To that end we are going to produce this blog, with photographs and video documentation, to bear witness to not only the story, but to show how communities are using food as a bridge across racial boundaries and to promote “coming to the table of brotherhood” as a means to bring healing into communities and between them.  We are hoping that with the mountains of documentation we collect that we are able to use our footage and transcripts of conversations, workshops, demonstrations and dialogues to give texture and richness to further projects–books or documentaries.  But the journey starts here.  We will post daily leading up to our journey and we will post words, recipes, photos and videos as we make our journey through the Old South’s corridors–from Maryland to Louisiana and back–telling the story of my ancestors and all African Americans who were held captive by King Cotton.

I want you to come with me as I go into the cotton field.  I want you to come with me as I work in tobacco and rice.  I want you to follow me into the kitchens–high and low–of historic plantations to discover the origins of soul food but also to discover American cuisine’s debt to enslaved Africans and African Americans.

This is not just knowledge that can be found in a book.  It is a culinary and cultural knowledge that must be lived and passed on–and we can only do that if we document and preserve it. Our product is our commitment to supporting local Southern economies and doing community service and workshops in places that desperately need a spotlight.  We want to show the cultural capital of the contemporary South, while calling attention to the horrors and victories of the past.  We don’t want to just hope for a better future–we want to make it possible by demonstrating how it can be done–and by doing so, transform the world around us.  We want to model contextual genealogy–showing how our ancestors fit in the story of a culture and history–and anybody of any background can benefit from that!

The Plan

The spirit of The Southern Discomfort Tour is built around traveling through the Old South–with the spine of the trip following a route that traces the places, plantations, and sites of memory where my forefathers and foremothers were enslaved.  As I travel to two programs in Mississippi and Louisiana, and hopefully more along the way, we will dig up genealogical data while cooking our way through the history of the Plantation South.  We are cooking the entire way, and we are ready and willing to dialogue–with cousins–with family–with the people who owned my family–some of whom I am blood-related to–with farmers, chefs, restaurateurs, with passionate food people who are interested and captivated by this story.  This is about all of us.

Over 60 days on the road, we will travel and blog and educate, conduct workshops and do community service activities.  We want to transform how our ancestors are remembered, but we want to better the lives of all people today.  This is about food–but as you know–we are what we eat.  And we are where we eat.

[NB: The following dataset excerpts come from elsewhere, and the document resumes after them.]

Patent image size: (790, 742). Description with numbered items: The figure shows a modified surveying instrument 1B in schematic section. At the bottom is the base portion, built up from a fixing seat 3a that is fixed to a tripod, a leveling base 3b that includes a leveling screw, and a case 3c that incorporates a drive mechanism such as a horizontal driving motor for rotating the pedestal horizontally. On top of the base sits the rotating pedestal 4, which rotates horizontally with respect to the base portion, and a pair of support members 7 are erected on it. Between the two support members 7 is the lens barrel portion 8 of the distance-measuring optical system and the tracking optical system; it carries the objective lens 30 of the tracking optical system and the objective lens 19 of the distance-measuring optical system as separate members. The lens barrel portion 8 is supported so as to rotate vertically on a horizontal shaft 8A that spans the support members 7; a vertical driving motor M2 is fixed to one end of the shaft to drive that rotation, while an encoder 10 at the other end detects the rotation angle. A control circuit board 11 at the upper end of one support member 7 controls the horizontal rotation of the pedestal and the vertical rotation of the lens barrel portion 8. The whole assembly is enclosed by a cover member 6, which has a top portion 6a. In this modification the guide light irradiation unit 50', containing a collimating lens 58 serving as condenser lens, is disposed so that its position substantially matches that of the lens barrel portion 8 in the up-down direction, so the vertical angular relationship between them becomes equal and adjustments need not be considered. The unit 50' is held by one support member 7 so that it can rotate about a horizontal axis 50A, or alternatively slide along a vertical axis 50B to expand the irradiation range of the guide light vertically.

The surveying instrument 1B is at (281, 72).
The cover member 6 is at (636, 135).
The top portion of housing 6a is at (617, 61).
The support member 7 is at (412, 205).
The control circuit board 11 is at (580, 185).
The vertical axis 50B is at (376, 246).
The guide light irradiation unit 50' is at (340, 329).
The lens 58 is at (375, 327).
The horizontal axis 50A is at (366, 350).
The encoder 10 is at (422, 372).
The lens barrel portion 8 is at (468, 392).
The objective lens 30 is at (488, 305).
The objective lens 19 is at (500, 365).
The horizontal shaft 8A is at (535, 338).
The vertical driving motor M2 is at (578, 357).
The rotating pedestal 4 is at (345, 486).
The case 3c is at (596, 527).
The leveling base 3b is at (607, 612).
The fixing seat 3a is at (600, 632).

And, we are what they ate.  After we reach the end–the journey will not end–we will still make smaller trips and document those paths and processes as we tie loose ends together and enrich our narrative.

How You Fit In

You are any color, race, gender, orientation, political stripe, culture, ethnicity–however you identify.  This is about how all of us got here–by way of our ancestors plates.  We want everybody of every background to share their story.  We are inviting you to partner with us to tell your own story as well–and we are going to show you how to do this in your own family and as your own journey.  This has never been done before–so we’re waiting for you and the wisdom you have to share.  On February 1, 2012 we will be launching our campaign to fund The Southern Discomfort Tour on Indiegogo.Com please see our FAQs to find out more.  

26 Replies to “About this Site”

  1. Greetings Mr. Twitty,I am from the Lowcountry (Georgetown – 60 miles form Charleston) of SC and am very intertested in your journey. Am not familiar with the name mongo, but there is an area near here called Black Mingo.  There are African American Reeds.  If I can be of any help to you please let me know. Peace and Abundance

  2. Dear Mr. Twitty:

    Thank you for the cooking gene. I love the work that you are doing, and I know people and graduate students who would be interested and benefit from what you are doing. I am going to share your site.